Sebagian kalangan tersenyum sinis ketika jatuhnya pesawat Lion Air JT 610 berikut seorang jaksa penuntut umum dalam kasus penistaan agama-Basuki Tjahaja Purnama alias Ahok. Sebagian dari kalangan itu pun berkata, "Keadilan lebih perih!"
Terkait dengan senyum sinis mereka adalah sebuah berita yang langsung populer dengan huruf kapital. "TERPOPULER Seorang Penumpang Lion Air JT610 Adalah Jaksa yang Tangani Kasus Ahok", begitulah judulnya di Tribun Jakarta, Selasa, 30/10.
Adalah Andri Wiranofa, Koordinator pada Kejaksaan Tinggi Bangka Belitung. Sebelum menjadi korban jatuhnya pesawat Lion Air, Andi merupakan seorang di antara 13 Jaksa Penuntut Umum dalam kasus penistaan agama yang menyeret mantan Gubernur DKI Jakarta, Basuki Tjahaja Purnama alias Ahok.
Dalam musibah penerbangan Jakarta-Pangkalpinang itu Andi bersama istrinya. Tidak seperti biasanya sang istri ikut dalam penerbangan dengannya. "Dua-duanya sekaligus," kecam satu-dua orang.
Keadilan lebih perih. Sungguh perkataan-kecaman yang justru lebih perih. Tidak berbeda dengan komentar perih lainnya terhadap korban bencana alam, misalnya gempa Lombok dan gempa Palu, dengan membawa-bawa "pengadilan" (baca: hukuman) Sang Maha Pencipta.
Sepakat atau tidak, kebencian atau ketidaksukaan terhadap seseorang bahkan sentimenisme politis berpotensi menggerus rasa empati-perikemanusiaan orang bahkan sekelompok orang lainnya. Seseorang yang tidak disukai, dan kemudian menjadi korban suatu peristiwa tragis, malah ditaburi duri-duri mawar.
Miris nan ironis. Itulah yang melingkupi pergaulan sebagian masyarakat Indonesia yang dilanda "mabuk agama" kronis. Semakin tinggi pengetahuan-pemahaman tentang Tuhan, dan semakin tinggi penghargaan kepada Tuhan, tetapi semakin rendah penghargaan terhadap nilai-nilai kemanusiaan, bahkan sebagian sudah tidak memiliki perikemanusiaan.
"Mabuk agama" memang cenderung seolah menampilkan suatu sosok berderajat kemanusiaan "mendekati" Tuhan dengan gerak-gerik dan ucapan penuh ayat suci. Sebentar-sebentar nama Tuhan disandingkan dalam deretan perkataan. Tetapi begitu suatu musibah terjadi pada diri orang bahkan banyak orang, seketika "pemabuk agama" mendakwanya sebagai hukuman Tuhan.
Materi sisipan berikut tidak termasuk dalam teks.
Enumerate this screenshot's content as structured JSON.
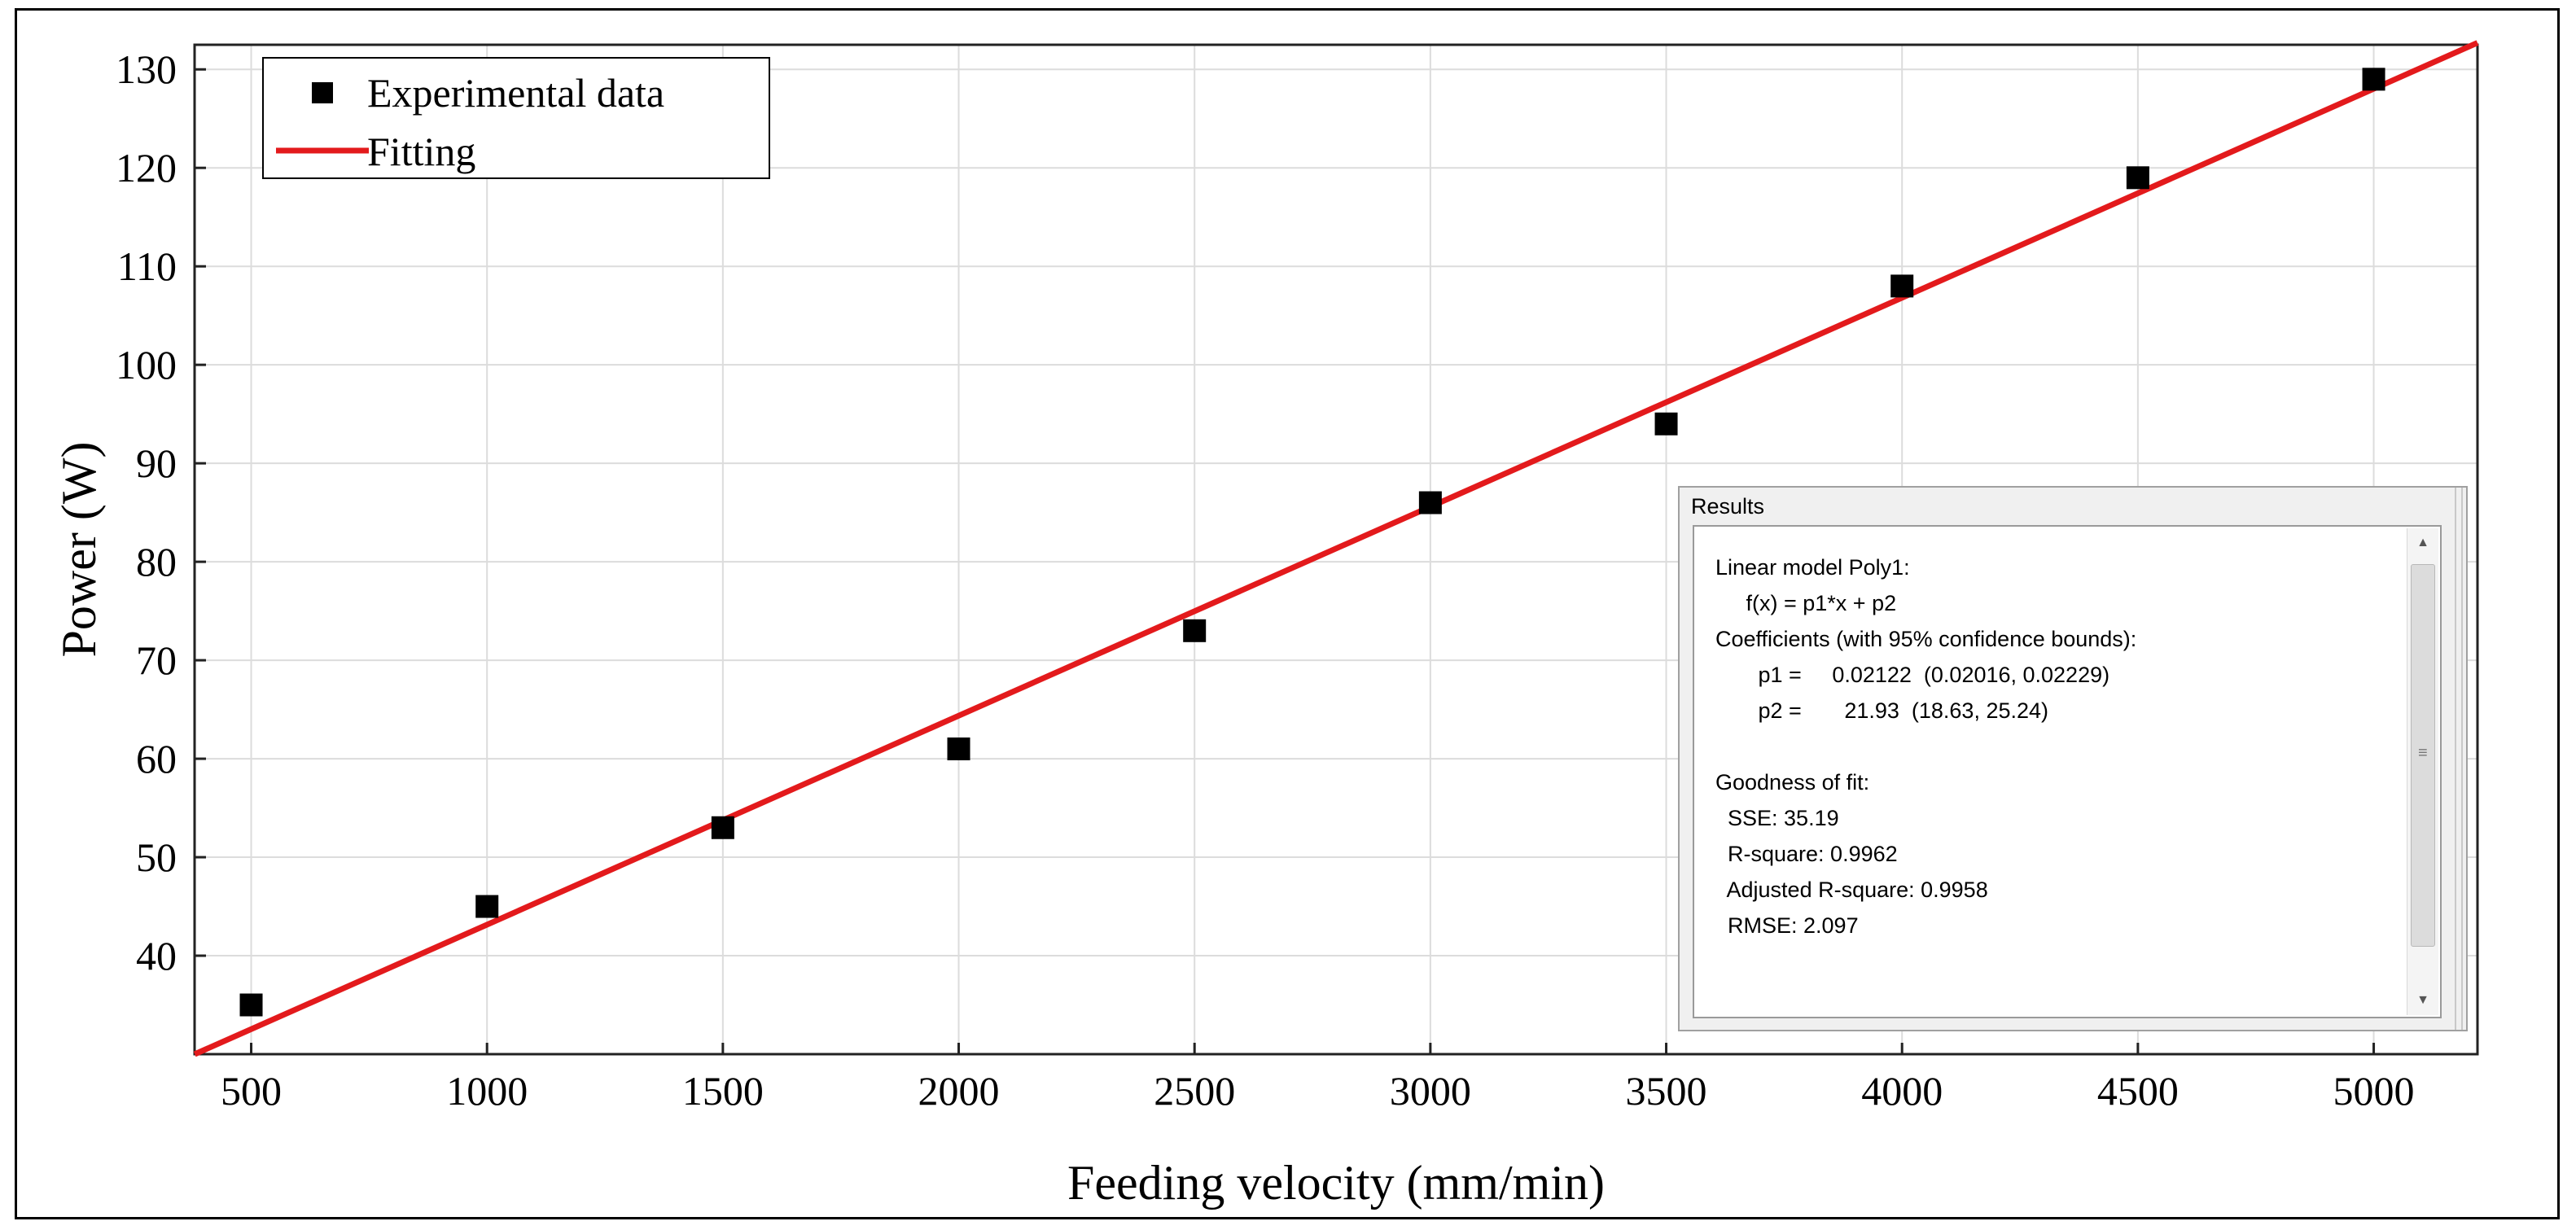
{
  "chart_data": {
    "type": "scatter",
    "title": "",
    "xlabel": "Feeding velocity (mm/min)",
    "ylabel": "Power (W)",
    "xlim": [
      380,
      5220
    ],
    "ylim": [
      30,
      132.5
    ],
    "xticks": [
      500,
      1000,
      1500,
      2000,
      2500,
      3000,
      3500,
      4000,
      4500,
      5000
    ],
    "yticks": [
      40,
      50,
      60,
      70,
      80,
      90,
      100,
      110,
      120,
      130
    ],
    "grid": true,
    "legend_position": "top-left",
    "series": [
      {
        "name": "Experimental data",
        "marker": "square",
        "color": "#000000",
        "x": [
          500,
          1000,
          1500,
          2000,
          2500,
          3000,
          3500,
          4000,
          4500,
          5000
        ],
        "y": [
          35,
          45,
          53,
          61,
          73,
          86,
          94,
          108,
          119,
          129
        ]
      },
      {
        "name": "Fitting",
        "kind": "line",
        "color": "#e31a1c",
        "slope": 0.02122,
        "intercept": 21.93
      }
    ]
  },
  "results": {
    "title": "Results",
    "lines": [
      "Linear model Poly1:",
      "     f(x) = p1*x + p2",
      "Coefficients (with 95% confidence bounds):",
      "       p1 =     0.02122  (0.02016, 0.02229)",
      "       p2 =       21.93  (18.63, 25.24)",
      "",
      "Goodness of fit:",
      "  SSE: 35.19",
      "  R-square: 0.9962",
      "  Adjusted R-square: 0.9958",
      "  RMSE: 2.097"
    ]
  },
  "scrollbar": {
    "up_icon": "▲",
    "down_icon": "▼",
    "grip_icon": "≡"
  }
}
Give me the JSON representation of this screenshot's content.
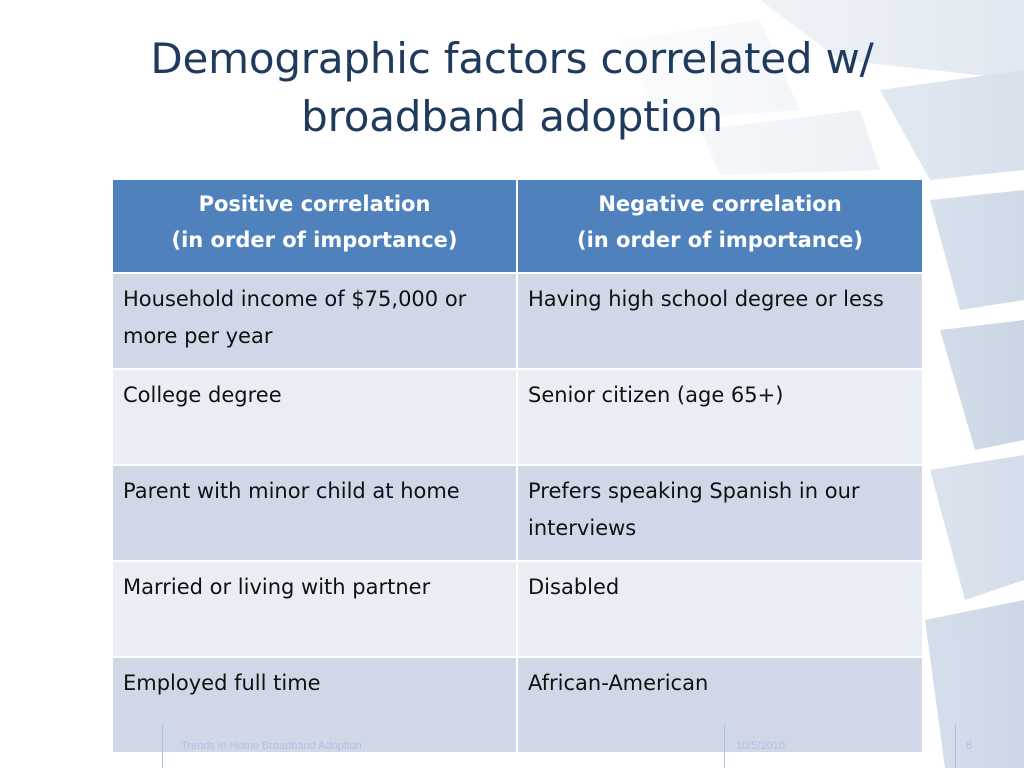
{
  "slide": {
    "title_line1": "Demographic factors correlated w/",
    "title_line2": "broadband adoption"
  },
  "table": {
    "headers": [
      {
        "line1": "Positive correlation",
        "line2": "(in order of importance)"
      },
      {
        "line1": "Negative correlation",
        "line2": "(in order of importance)"
      }
    ],
    "rows": [
      {
        "positive": "Household income of $75,000 or more per year",
        "negative": "Having high school degree or less"
      },
      {
        "positive": "College degree",
        "negative": "Senior citizen (age 65+)"
      },
      {
        "positive": "Parent with minor child at home",
        "negative": "Prefers speaking Spanish in our interviews"
      },
      {
        "positive": "Married or living with partner",
        "negative": "Disabled"
      },
      {
        "positive": "Employed full time",
        "negative": "African-American"
      }
    ]
  },
  "footer": {
    "presentation_name": "Trends in Home Broadband Adoption",
    "date": "10/5/2010",
    "page_number": "8"
  },
  "colors": {
    "title": "#1f3a5c",
    "header_bg": "#4f81bd",
    "row_odd": "#d0d8e8",
    "row_even": "#e9edf4",
    "footer_text": "#a9c4e6"
  }
}
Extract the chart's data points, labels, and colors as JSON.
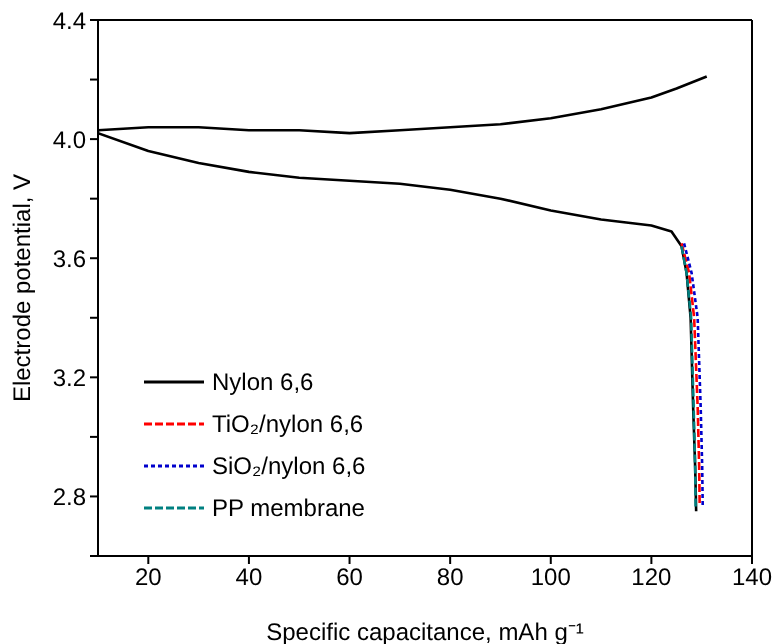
{
  "chart_data": {
    "type": "line",
    "xlabel": "Specific capacitance, mAh g⁻¹",
    "ylabel": "Electrode potential, V",
    "xlim": [
      10,
      140
    ],
    "xticks": [
      20,
      40,
      60,
      80,
      100,
      120,
      140
    ],
    "ylim": [
      2.6,
      4.4
    ],
    "yticks": [
      {
        "value": 2.6,
        "label": null
      },
      {
        "value": 2.8,
        "label": "2.8"
      },
      {
        "value": 3.0,
        "label": null
      },
      {
        "value": 3.2,
        "label": "3.2"
      },
      {
        "value": 3.4,
        "label": null
      },
      {
        "value": 3.6,
        "label": "3.6"
      },
      {
        "value": 3.8,
        "label": null
      },
      {
        "value": 4.0,
        "label": "4.0"
      },
      {
        "value": 4.2,
        "label": null
      },
      {
        "value": 4.4,
        "label": "4.4"
      }
    ],
    "legend": "bottom left",
    "marker": "none",
    "series": [
      {
        "name": "Nylon 6,6",
        "color": "#000000",
        "line_style": "solid",
        "x": [
          131,
          125,
          120,
          110,
          100,
          90,
          80,
          70,
          60,
          50,
          40,
          30,
          20,
          10,
          10,
          20,
          30,
          40,
          50,
          60,
          70,
          80,
          90,
          100,
          110,
          115,
          120,
          124,
          126,
          127,
          127.8,
          128.3,
          128.7,
          128.9
        ],
        "values": [
          4.21,
          4.17,
          4.14,
          4.1,
          4.07,
          4.05,
          4.04,
          4.03,
          4.02,
          4.03,
          4.03,
          4.04,
          4.04,
          4.03,
          4.02,
          3.96,
          3.92,
          3.89,
          3.87,
          3.86,
          3.85,
          3.83,
          3.8,
          3.76,
          3.73,
          3.72,
          3.71,
          3.69,
          3.64,
          3.55,
          3.4,
          3.1,
          2.9,
          2.75
        ]
      },
      {
        "name": "TiO₂/nylon 6,6",
        "color": "#ff0000",
        "line_style": "dashed",
        "x": [
          126,
          127.5,
          128.5,
          129.2,
          129.5,
          129.6
        ],
        "values": [
          3.65,
          3.55,
          3.4,
          3.1,
          2.9,
          2.77
        ]
      },
      {
        "name": "SiO₂/nylon 6,6",
        "color": "#0000cc",
        "line_style": "dotted",
        "x": [
          126.5,
          128,
          129.2,
          129.8,
          130.1,
          130.2
        ],
        "values": [
          3.65,
          3.55,
          3.4,
          3.1,
          2.9,
          2.77
        ]
      },
      {
        "name": "PP membrane",
        "color": "#008080",
        "line_style": "dashed",
        "x": [
          126,
          127,
          127.9,
          128.4,
          128.7,
          128.8
        ],
        "values": [
          3.64,
          3.55,
          3.4,
          3.1,
          2.9,
          2.76
        ]
      }
    ]
  }
}
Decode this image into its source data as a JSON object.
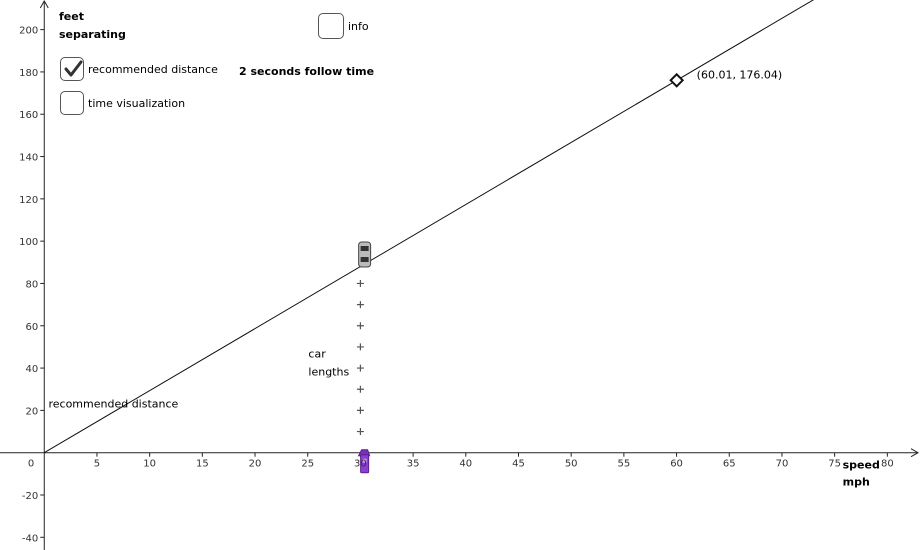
{
  "controls": {
    "recommended_checkbox": {
      "label": "recommended distance",
      "checked": true
    },
    "time_checkbox": {
      "label": "time visualization",
      "checked": false
    },
    "info_checkbox": {
      "label": "info",
      "checked": false
    },
    "follow_time_text": "2 seconds follow time"
  },
  "chart_data": {
    "type": "line",
    "title": "",
    "ylabel_lines": [
      "feet",
      "separating"
    ],
    "xlabel_lines": [
      "speed",
      "mph"
    ],
    "xlim": [
      -4.2,
      83.1
    ],
    "ylim": [
      -46,
      214
    ],
    "x_ticks": [
      5,
      10,
      15,
      20,
      25,
      30,
      35,
      40,
      45,
      50,
      55,
      60,
      65,
      70,
      75,
      80
    ],
    "y_ticks": [
      -40,
      -20,
      20,
      40,
      60,
      80,
      100,
      120,
      140,
      160,
      180,
      200
    ],
    "origin_label": "0",
    "series": [
      {
        "name": "recommended distance",
        "slope": 2.9333,
        "x_range": [
          0,
          83.1
        ]
      }
    ],
    "points": [
      {
        "x": 60.01,
        "y": 176.04,
        "label": "(60.01, 176.04)"
      }
    ],
    "car_lengths": {
      "label_lines": [
        "car",
        "lengths"
      ],
      "x": 30,
      "y_values": [
        10,
        20,
        30,
        40,
        50,
        60,
        70,
        80
      ]
    },
    "car_position": {
      "x": 30.4,
      "y": 89.2
    },
    "speed_slider_x": 30.4,
    "grid": false
  }
}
"Mabuk agama", sebenarnya, paling berbahaya daripada mabuk lainnya. Merasa diri dekat dengan Tuhan sekaligus justru menjauhkan dirinya dari realitas kemanusiaan beserta lingkungannya. Lupa daratan, begitulah kira-kira.
"Mabuk" dan "merasa" memang berbahaya. "Mabuk" berarti "tidak sadar" atau di luar kesadaran. "Merasa" berarti anggapan diri sendiri, dan di luar realitas yang hakiki. Keduanya (mabuk-merasa) berkolaborasi sebagai "bahaya laten" terhadap duka-derita di sekitarnya.
Senyum sinis alias kecaman terhadap korban suatu musibah bisa disepakati oleh kalangan pemabuk sebagai suatu kewajaran dan kesaksian tingkat langit. Padahal hal semacam itu sejatinya justru ironis nan miris dalam sisi manusia ber-Tuhan Maha Pengasih-Penyayang.